As part of a 10-strong volunteer team, they prepared packages with 16 food items each before distributing them, often helping carry the boxes to the homes of elderly residents.
The Palestinian camps have been established for so long that generations of families have been born there.
According to the United Nations Relief and Works Agency, there are about 450,000 Palestine refugees in Lebanon, representing some 10% of the country’s population. More than half of this number live in camps.
Tens of thousands of Syrians fled to Lebanon following the outbreak of war in their home country, and more than half of them are said to be living in extreme poverty.

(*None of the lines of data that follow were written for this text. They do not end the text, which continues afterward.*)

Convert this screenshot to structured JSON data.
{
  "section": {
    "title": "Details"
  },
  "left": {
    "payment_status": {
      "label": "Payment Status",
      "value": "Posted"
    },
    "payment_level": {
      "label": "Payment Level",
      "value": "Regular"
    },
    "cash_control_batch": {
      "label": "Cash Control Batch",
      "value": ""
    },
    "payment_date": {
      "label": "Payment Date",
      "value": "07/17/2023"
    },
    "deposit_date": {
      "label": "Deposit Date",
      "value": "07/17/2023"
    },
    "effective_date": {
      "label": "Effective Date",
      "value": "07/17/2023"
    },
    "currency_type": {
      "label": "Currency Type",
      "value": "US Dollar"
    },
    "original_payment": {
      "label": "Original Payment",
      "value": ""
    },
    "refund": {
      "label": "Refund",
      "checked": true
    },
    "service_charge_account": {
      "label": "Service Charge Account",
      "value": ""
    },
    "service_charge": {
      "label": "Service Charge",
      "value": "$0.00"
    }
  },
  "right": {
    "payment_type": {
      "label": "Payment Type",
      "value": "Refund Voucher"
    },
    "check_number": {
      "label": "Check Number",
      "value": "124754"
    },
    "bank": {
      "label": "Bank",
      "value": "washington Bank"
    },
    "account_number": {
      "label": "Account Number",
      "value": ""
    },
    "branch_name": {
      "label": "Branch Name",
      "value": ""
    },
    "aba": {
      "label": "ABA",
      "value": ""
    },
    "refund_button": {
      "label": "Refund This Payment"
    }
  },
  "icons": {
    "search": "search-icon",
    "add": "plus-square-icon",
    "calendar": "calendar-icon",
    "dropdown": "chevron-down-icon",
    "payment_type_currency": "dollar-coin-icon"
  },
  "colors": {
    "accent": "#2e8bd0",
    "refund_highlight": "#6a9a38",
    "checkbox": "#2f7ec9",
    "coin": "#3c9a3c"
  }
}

Families in the camps struggle for work, food, education and medical care.
Miss Younis, 25, a Dundee University biomedical science graduate, said the trip had been an “eye-opening experience” for them both.
“This is the first time Action Relief have done a charity deployment,” she said.
“I had to do fundraise £2,500. I raised £4,600 and Aishah also managed to raise just about the same. I thought I was going to struggle but it all worked.
“When we went to hand deliver, we were able to see the conditions of the camp. The Palestinian camps were very different from the Syrian ones.
“They have not really got any support from the government. They don’t give them any rights to vote, any support, any money.
“The Syrian camps we went to were really, really bad. People had died in the camps, died of hunger. We met so many widows there, husbands had died in the war.
“They were so grateful and so thankful, they were saying ‘we are so happy that you remembered us’.
“They have big, big hearts out there. They invited us in for coffee, made tea for us. We would always say no, we felt bad, but it was rude to say no as well.
“It was really difficult to see widows struggling and not having anyone to provide for them.”
She said other volunteers had brought footballs and clothes for camp residents.
Miss Anwar, a hairdresser in Dundee city centre, also spent time braiding the hair of young girls living in the camps.
Miss Younis said: “I wish we could do more, we only had four days to pack and distribute. It just makes you appreciate so much in life, there is still so much we can do for people out there.”